Cherry trees are widely celebrated for their beauty and fruit, yet the idea that every cherry tree yields an edible harvest is a common misunderstanding. The answer to whether all cherry trees produce fruit is simply no. The wide variety of trees have been cultivated over centuries for different purposes, leading to a fundamental split in their biology.
The Fundamental Divide: Flowering vs. Fruiting Varieties
Cherry trees are broadly categorized into two groups: ornamental (flowering) cherries, bred for aesthetics, and fruiting cherries, cultivated for culinary purposes. Ornamental varieties, such as the Japanese flowering cherries (Prunus serrulata), are prized for their spectacular spring blossoms. Their biological energy is directed toward producing an abundance of large, showy flowers, often with extra petals, which reduces or eliminates their ability to set fruit.
Many ornamental cultivars are sterile, or they may produce only small, hard, and unpalatable fruit that is quickly consumed by birds. The development of these trees prioritizes flower appearance, leaving fruit production as a non-existent trait. In contrast, fruiting varieties, which include sweet cherries (Prunus avium) and sour cherries (Prunus cerasus), have been selectively bred to maximize the size, flavor, and yield of the edible drupe.
Essential Requirements for Fruit Production
Even a fruiting variety may fail to produce a harvest if certain biological requirements are not met. Successful cherry fruit development depends heavily on two factors: effective pollination and sufficient winter chill.
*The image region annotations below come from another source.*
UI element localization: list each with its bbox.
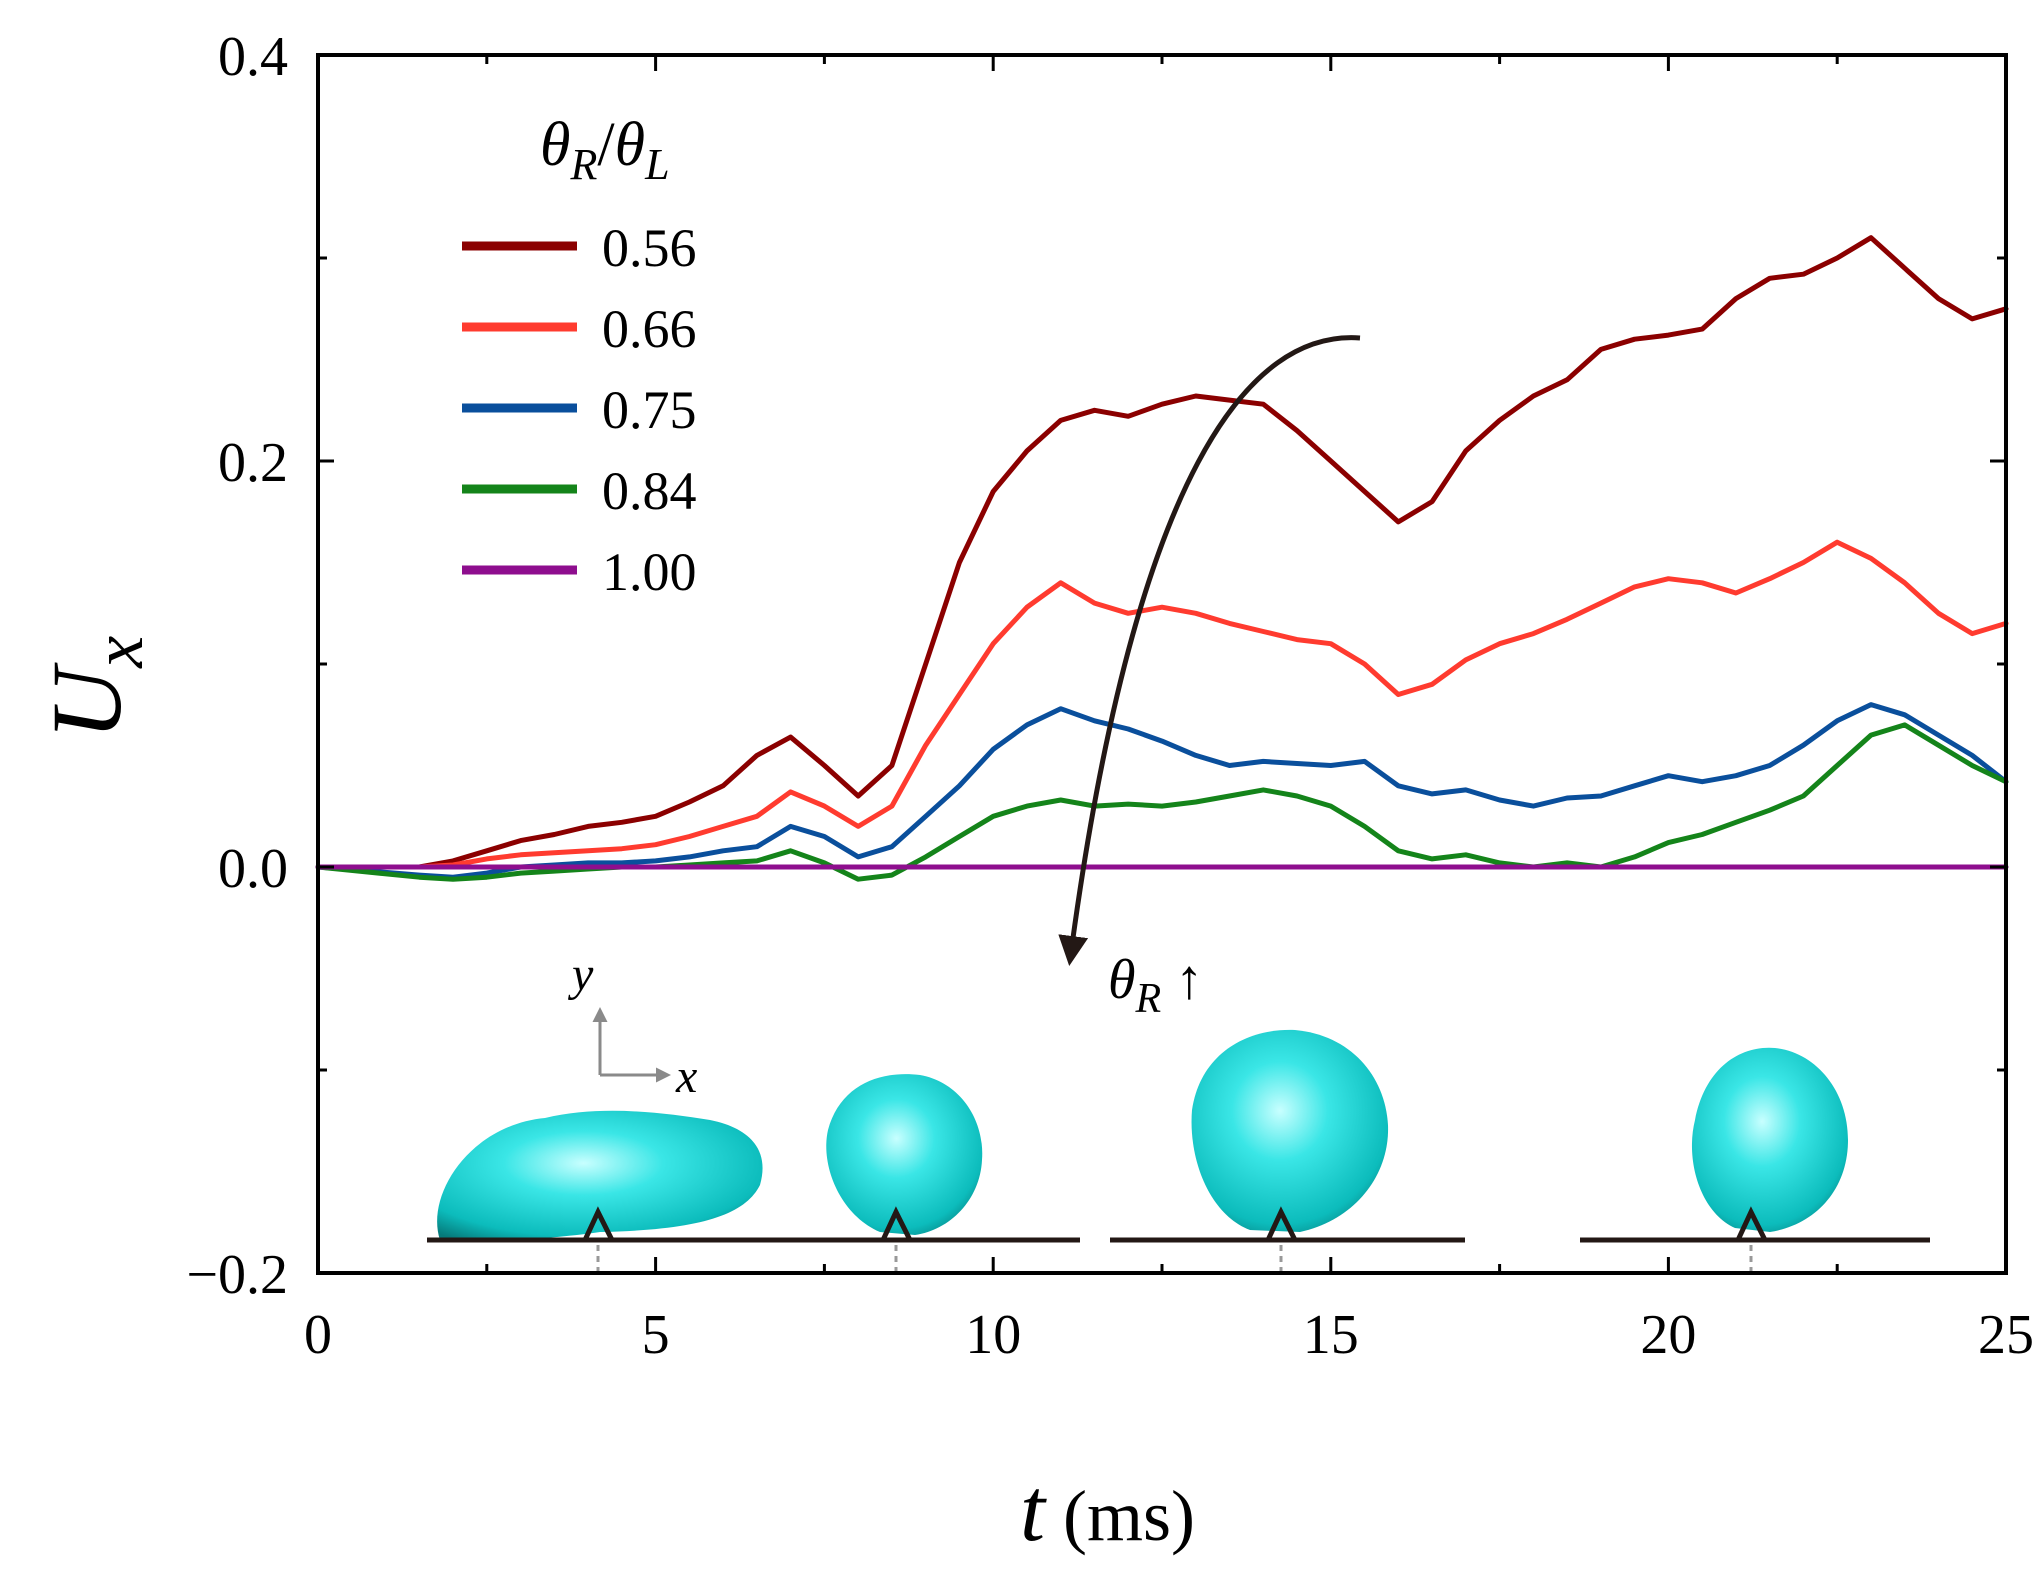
- droplet-snapshot-4: [1580, 1047, 1930, 1275]
- y-axis-title-main: U: [31, 662, 142, 740]
- series-line-0-56: [315, 235, 2009, 870]
- x-tick-label: 10: [965, 1304, 1021, 1366]
- glyph-x-label: x: [675, 1050, 697, 1103]
- x-tick-label: 15: [1303, 1304, 1359, 1366]
- y-tick-label: 0.4: [218, 26, 288, 88]
- y-tick-label: 0.0: [218, 838, 288, 900]
- x-axis-title-unit: (ms): [1063, 1476, 1195, 1556]
- legend-label: 0.84: [602, 461, 697, 521]
- y-tick-label: 0.2: [218, 432, 288, 494]
- series-line-0-84: [315, 722, 2009, 882]
- legend-label: 0.75: [602, 380, 697, 440]
- axis-ticks: 0 5 10 15 20 25 −0.2 0.0 0.2 0.4: [186, 26, 2034, 1366]
- x-tick-label: 0: [304, 1304, 332, 1366]
- legend-label: 1.00: [602, 542, 697, 602]
- y-tick-label: −0.2: [186, 1244, 288, 1306]
- trend-label-var: θ: [1108, 949, 1136, 1011]
- trend-arrow: θR ↑: [1058, 335, 1361, 1022]
- trend-label-sub: R: [1135, 976, 1162, 1022]
- x-tick-label: 20: [1640, 1304, 1696, 1366]
- series-line-0-66: [315, 539, 2009, 870]
- x-tick-label: 25: [1978, 1304, 2034, 1366]
- glyph-y-label: y: [567, 948, 594, 1001]
- x-tick-label: 5: [642, 1304, 670, 1366]
- series-line-0-75: [315, 702, 2009, 880]
- y-axis-title: Ux: [31, 636, 158, 740]
- droplet-snapshot-3: [1110, 1029, 1465, 1275]
- x-axis-title-var: t: [1020, 1461, 1047, 1560]
- xy-axes-glyph: y x: [567, 948, 697, 1103]
- droplet-snapshot-1: [427, 1110, 770, 1275]
- droplet-snapshot-2: [770, 1074, 1080, 1275]
- legend-label: 0.56: [602, 218, 697, 278]
- series-lines: [315, 235, 2009, 882]
- droplet-insets: y x: [427, 948, 1930, 1275]
- y-axis-title-sub: x: [78, 636, 158, 669]
- legend-label: 0.66: [602, 299, 697, 359]
- trend-arrow-label: θR ↑: [1108, 949, 1203, 1022]
- x-axis-title: t (ms): [1020, 1461, 1195, 1560]
- trend-label-suffix: ↑: [1161, 949, 1203, 1011]
- legend-title: θR/θL: [540, 111, 670, 189]
- legend: θR/θL 0.56 0.66 0.75 0.84 1.00: [462, 111, 697, 602]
Pollination is the process where pollen is transferred from the male part of a flower to the female part, initiating fruit development. Most sweet cherry varieties are “self-sterile,” meaning they require a different, compatible cherry variety planted nearby for cross-pollination. Without a suitable partner blooming simultaneously, a self-sterile tree will flower profusely but will not yield fruit.
The second requirement is the accumulation of “chilling hours,” the period a tree needs to spend in cold temperatures (typically 32 to 45 degrees Fahrenheit) during winter dormancy. This cold period is necessary to break the tree’s dormancy cycle and allow flower buds to open and develop normally in the spring. Most traditional cherry varieties require between 800 and 1,200 chilling hours. If a tree does not receive enough cold, the buds may open weakly or not at all, resulting in poor fruit set.
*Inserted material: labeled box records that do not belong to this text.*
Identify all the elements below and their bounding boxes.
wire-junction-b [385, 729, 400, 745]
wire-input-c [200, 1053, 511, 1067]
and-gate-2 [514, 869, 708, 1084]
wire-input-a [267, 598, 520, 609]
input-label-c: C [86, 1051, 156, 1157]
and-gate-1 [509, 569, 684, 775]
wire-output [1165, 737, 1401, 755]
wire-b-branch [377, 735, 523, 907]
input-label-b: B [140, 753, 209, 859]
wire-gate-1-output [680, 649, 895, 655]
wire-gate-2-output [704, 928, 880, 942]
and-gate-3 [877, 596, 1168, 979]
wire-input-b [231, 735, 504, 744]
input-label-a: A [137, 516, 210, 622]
Key Differences Between Sweet and Sour Cherries
Fruiting cherries are divided into two main types: sweet cherries (Prunus avium) and sour cherries (Prunus cerasus). Sweet cherries, such as Bing and Rainier, are commonly consumed fresh due to their high sugar content and firm texture. They are less cold-tolerant, thriving best in USDA hardiness zones 5 through 7, and often require a compatible cross-pollinator to bear fruit.
Sour cherries, also known as tart or pie cherries, are smaller and have an acidic flavor, making them ideal for cooking, baking, or processing into preserves. Varieties like Montmorency are hardier, growing well in colder zones 4 through 6, and are predominantly self-fertile. This self-fertility allows a single sour cherry tree to produce a full crop without a second tree, benefiting gardeners with limited space.